Understanding --go-live and HDFS ACLs

When run with a reduce phase, as opposed to as a mapper-only job, the indexer creates an offline index on HDFS in the output directory specified by the --output-dir parameter. If the --go-live parameter is specified, Solr merges the resulting offline index into the live running service. Thus, the Solr service must have read access to the contents of the output directory in order to complete the --go-live step. If --overwrite-output-dir is specified, the indexer deletes and recreates any existing output directory; in an environment with restrictive permissions, such as one with an HDFS umask of 077, the Solr user may not be able to read the contents of the newly created directory.

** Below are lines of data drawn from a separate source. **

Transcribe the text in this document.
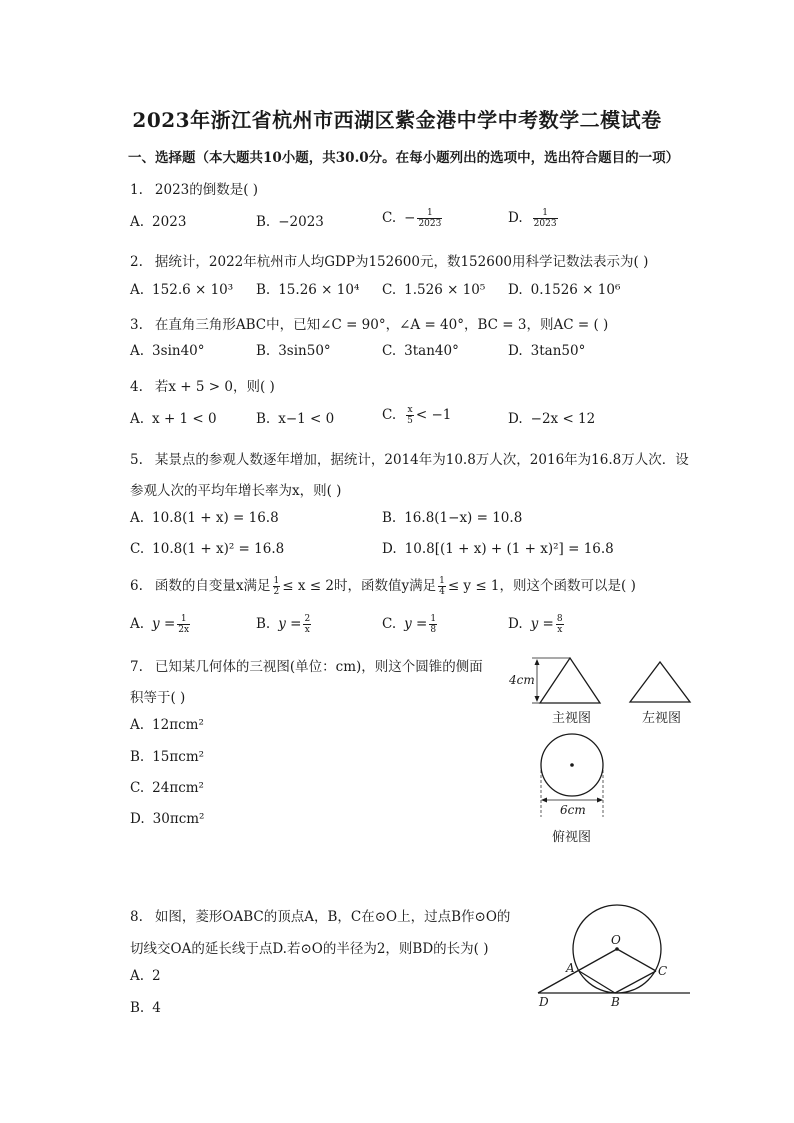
2023年浙江省杭州市西湖区紫金港中学中考数学二模试卷
一、选择题（本大题共10小题，共30.0分。在每小题列出的选项中，选出符合题目的一项）
1. 2023的倒数是( )
A. 2023	B. −2023	C. − $\frac{1}{2023}$	D. $\frac{1}{2023}$
2. 据统计，2022年杭州市人均GDP为152600元，数152600用科学记数法表示为( )
A. 152.6 × 10³ B. 15.26 × 10⁴ C. 1.526 × 10⁵ D. 0.1526 × 10⁶
3. 在直角三角形ABC中，已知∠C = 90°，∠A = 40°，BC = 3，则AC = ( )
A. 3sin40°	B. 3sin50°	C. 3tan40°	D. 3tan50°
4. 若x + 5 > 0，则( )
A. x + 1 < 0	B. x−1 < 0	C. $\frac{x}{5} < -1$	D. −2x < 12
5. 某景点的参观人数逐年增加，据统计，2014年为10.8万人次，2016年为16.8万人次．设
参观人次的平均年增长率为x，则( )
A. 10.8(1 + x) = 16.8	B. 16.8(1−x) = 10.8
C. 10.8(1 + x)² = 16.8	D. 10.8[(1 + x) + (1 + x)²] = 16.8
6. 函数的自变量x满足 $\frac{1}{2} \le x \le 2$时，函数值y满足 $\frac{1}{4} \le y \le 1$，则这个函数可以是( )
A. $y = \frac{1}{2x}$	B. $y = \frac{2}{x}$	C. $y = \frac{1}{8}$	D. $y = \frac{8}{x}$
7. 已知某几何体的三视图(单位：cm)，则这个圆锥的侧面
积等于( )
A. 12πcm²
B. 15πcm²
C. 24πcm²
D. 30πcm²
4cm
主视图	左视图
6cm
俯视图
8. 如图，菱形OABC的顶点A，B，C在⊙O上，过点B作⊙O的
切线交OA的延长线于点D.若⊙O的半径为2，则BD的长为( )
A. 2
B. 4
O
A
B
C
D
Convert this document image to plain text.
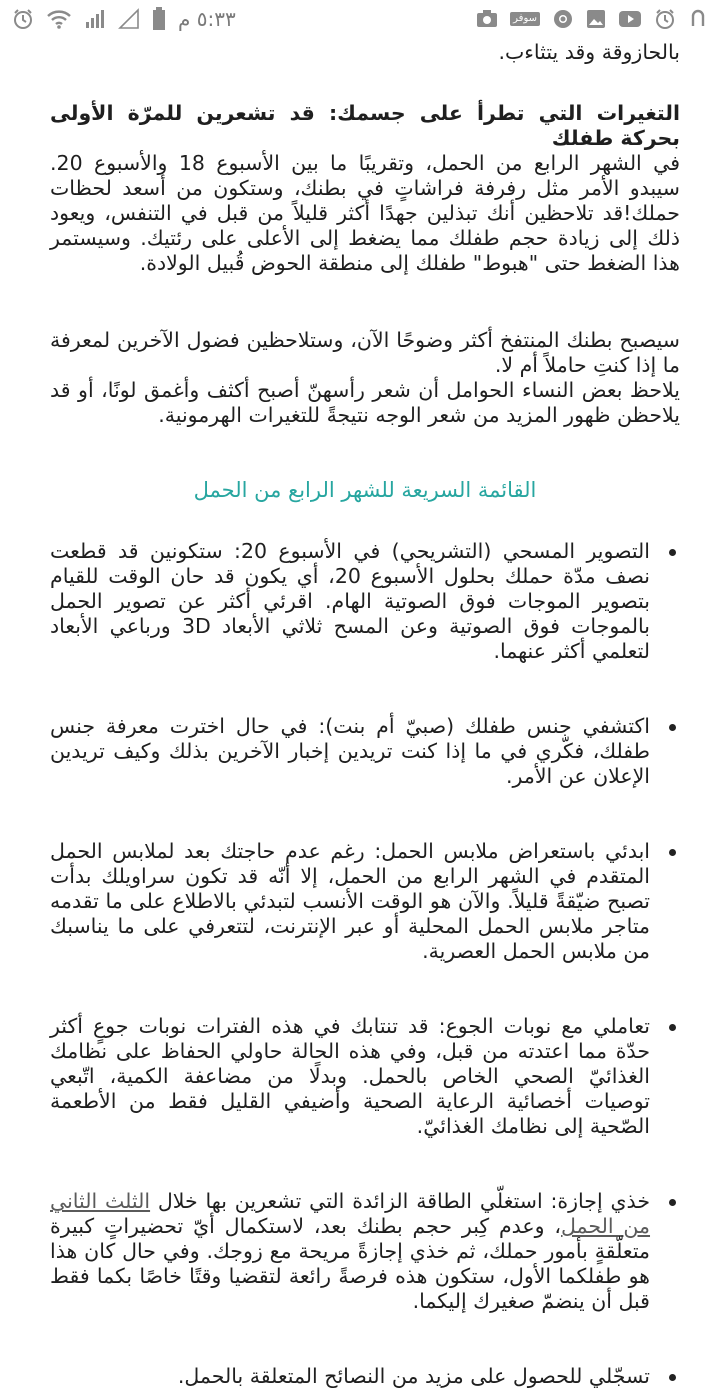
٥:٣٣ م	سوفر

بالحازوقة وقد يتثاءب.

التغيرات التي تطرأ على جسمك: قد تشعرين للمرّة الأولى بحركة طفلك

في الشهر الرابع من الحمل، وتقريبًا ما بين الأسبوع 18 والأسبوع 20. سيبدو الأمر مثل رفرفة فراشاتٍ في بطنك، وستكون من أسعد لحظات حملك!قد تلاحظين أنك تبذلين جهدًا أكثر قليلاً من قبل في التنفس، ويعود ذلك إلى زيادة حجم طفلك مما يضغط إلى الأعلى على رئتيك. وسيستمر هذا الضغط حتى "هبوط" طفلك إلى منطقة الحوض قُبيل الولادة.

سيصبح بطنك المنتفخ أكثر وضوحًا الآن، وستلاحظين فضول الآخرين لمعرفة ما إذا كنتِ حاملاً أم لا.

يلاحظ بعض النساء الحوامل أن شعر رأسهنّ أصبح أكثف وأغمق لونًا، أو قد يلاحظن ظهور المزيد من شعر الوجه نتيجةً للتغيرات الهرمونية.

القائمة السريعة للشهر الرابع من الحمل

التصوير المسحي (التشريحي) في الأسبوع 20: ستكونين قد قطعت نصف مدّة حملك بحلول الأسبوع 20، أي يكون قد حان الوقت للقيام بتصوير الموجات فوق الصوتية الهام. اقرئي أكثر عن تصوير الحمل بالموجات فوق الصوتية وعن المسح ثلاثي الأبعاد 3D ورباعي الأبعاد لتعلمي أكثر عنهما.
اكتشفي جنس طفلك (صبيّ أم بنت): في حال اخترت معرفة جنس طفلك، فكّري في ما إذا كنت تريدين إخبار الآخرين بذلك وكيف تريدين الإعلان عن الأمر.
ابدئي باستعراض ملابس الحمل: رغم عدم حاجتك بعد لملابس الحمل المتقدم في الشهر الرابع من الحمل، إلا أنّه قد تكون سراويلك بدأت تصبح ضيّقةً قليلاً. والآن هو الوقت الأنسب لتبدئي بالاطلاع على ما تقدمه متاجر ملابس الحمل المحلية أو عبر الإنترنت، لتتعرفي على ما يناسبك من ملابس الحمل العصرية.
تعاملي مع نوبات الجوع: قد تنتابك في هذه الفترات نوبات جوعٍ أكثر حدّة مما اعتدته من قبل، وفي هذه الحالة حاولي الحفاظ على نظامك الغذائيّ الصحي الخاص بالحمل. وبدلًا من مضاعفة الكمية، اتّبعي توصيات أخصائية الرعاية الصحية وأضيفي القليل فقط من الأطعمة الصّحية إلى نظامك الغذائيّ.
خذي إجازة: استغلّي الطاقة الزائدة التي تشعرين بها خلال الثلث الثاني من الحمل، وعدم كِبر حجم بطنك بعد، لاستكمال أيّ تحضيراتٍ كبيرة متعلّقةٍ بأمور حملك، ثم خذي إجازةً مريحة مع زوجك. وفي حال كان هذا هو طفلكما الأول، ستكون هذه فرصةً رائعة لتقضيا وقتًا خاصًا بكما فقط قبل أن ينضمّ صغيرك إليكما.
تسجّلي للحصول على مزيد من النصائح المتعلقة بالحمل.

To address this issue, the indexer automatically applies the HDFS ACLs to enable Solr to read the output directory contents. These ACLs are only applied if HDFS ACLs are enabled on the HDFS NameNode. For more information, see HDFS Extended ACLs.

The indexer only makes ACL updates to the output directory and its contents. If the output directory's parent directories do not include the run permission, the Solr service cannot access the output directory. Solr must have run permissions from standard permissions or ACLs on the parent directories of the output directory.